The ends of true schooling are also not the good of an individual alone, but of a community as well.
When we educate the young properly, we transform them into thoughtful, civil persons, capable of understanding their duties in a well-ordered society, and capable of carrying out those duties. A young person benefits from being so molded, but the rest of us benefit equally by receiving into our midst such virtuous citizens.
The traditions of the various learned disciplines are benefited too by true education. Rational argumentation, principled politics, scientific knowledge – all of these things, and the goods that they entail, are preserved when we teach our young correctly. And since the preservation of these traditions is one end of education, we must hold students to the standards derived from those traditions, demanding of them nothing less than the kinds of learned excellence embodied in the “best that has been thought and said in the world.”
We must often notify students when they fail to achieve that standard, and on occasion, conclude that there are some students who are likely to prove incapable of measuring up to that standard, no matter how much effort they put forth. And because the work which is required to master these traditions is often of the most monotonous variety, we will need to handle students with some form of compulsion, to make them persist in a necessary labor, against which their natures will revolt in the most pronounced fashion.

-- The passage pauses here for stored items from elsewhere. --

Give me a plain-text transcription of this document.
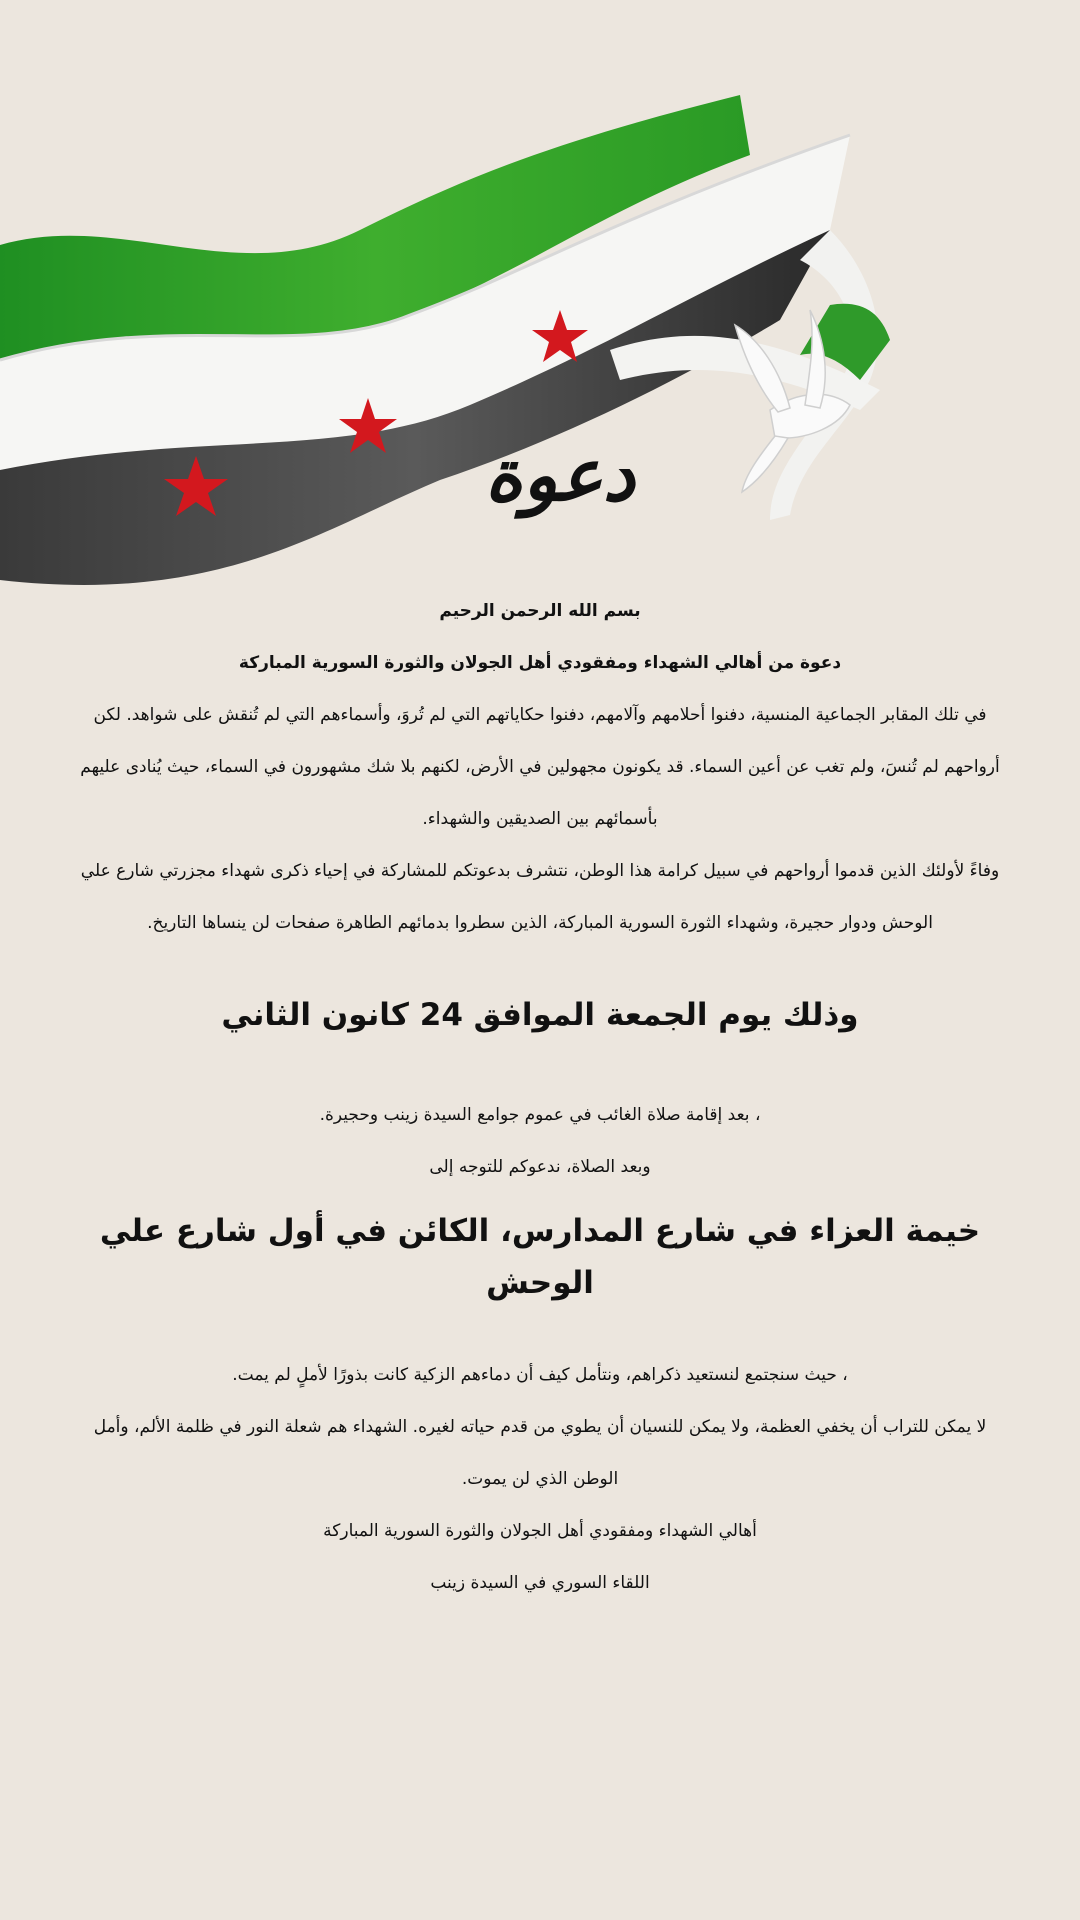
دعوة

بسم الله الرحمن الرحيم

دعوة من أهالي الشهداء ومفقودي أهل الجولان والثورة السورية المباركة

في تلك المقابر الجماعية المنسية، دفنوا أحلامهم وآلامهم، دفنوا حكاياتهم التي لم تُروَ، وأسماءهم التي لم تُنقش على شواهد. لكن أرواحهم لم تُنسَ، ولم تغب عن أعين السماء. قد يكونون مجهولين في الأرض، لكنهم بلا شك مشهورون في السماء، حيث يُنادى عليهم بأسمائهم بين الصديقين والشهداء.

وفاءً لأولئك الذين قدموا أرواحهم في سبيل كرامة هذا الوطن، نتشرف بدعوتكم للمشاركة في إحياء ذكرى شهداء مجزرتي شارع علي الوحش ودوار حجيرة، وشهداء الثورة السورية المباركة، الذين سطروا بدمائهم الطاهرة صفحات لن ينساها التاريخ.

وذلك يوم الجمعة الموافق 24 كانون الثاني

، بعد إقامة صلاة الغائب في عموم جوامع السيدة زينب وحجيرة.

وبعد الصلاة، ندعوكم للتوجه إلى

خيمة العزاء في شارع المدارس، الكائن في أول شارع علي الوحش

، حيث سنجتمع لنستعيد ذكراهم، ونتأمل كيف أن دماءهم الزكية كانت بذورًا لأملٍ لم يمت.

لا يمكن للتراب أن يخفي العظمة، ولا يمكن للنسيان أن يطوي من قدم حياته لغيره. الشهداء هم شعلة النور في ظلمة الألم، وأمل الوطن الذي لن يموت.

أهالي الشهداء ومفقودي أهل الجولان والثورة السورية المباركة

اللقاء السوري في السيدة زينب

Our individualistic culture, with its emphasis on self-esteem, self-affirmation, and self-fulfillment, is at enmity with each and every one of these principles, and will admit none of them into its pantheon of prevailing educational dogmas.
A near unanimity of American parents regard a school simply as an institution designed for the benefit of their child, and not also for the community as a whole. As each and every negative appraisal of their child’s performance constitutes a threat to his self-esteem, they will allow his teachers to make no such appraisals. They will allow his teachers to maintain no standards which are beyond the capacities of their child, even temporarily, for fear that the resulting failures will fracture his psychological placidity. Such things confound their cherished conception of education, which is essentially therapeutic – the prolonged cultivation of their child’s emotional ease. As a consequence, rather than holding the students to certain expectations, our schools now frame their expectations to the limits of their students; this is the process of “dumbing down” which has been an unmistakable feature of the American educational landscape for over three generations.
What is basically wrong with our schools is that there is simply no way to educate contemporary American children properly, given the cultural presumptions of their parents.
The fundamental reason why American children are not educated properly is simply because the American people do not want their children to be educated properly. So they’re not.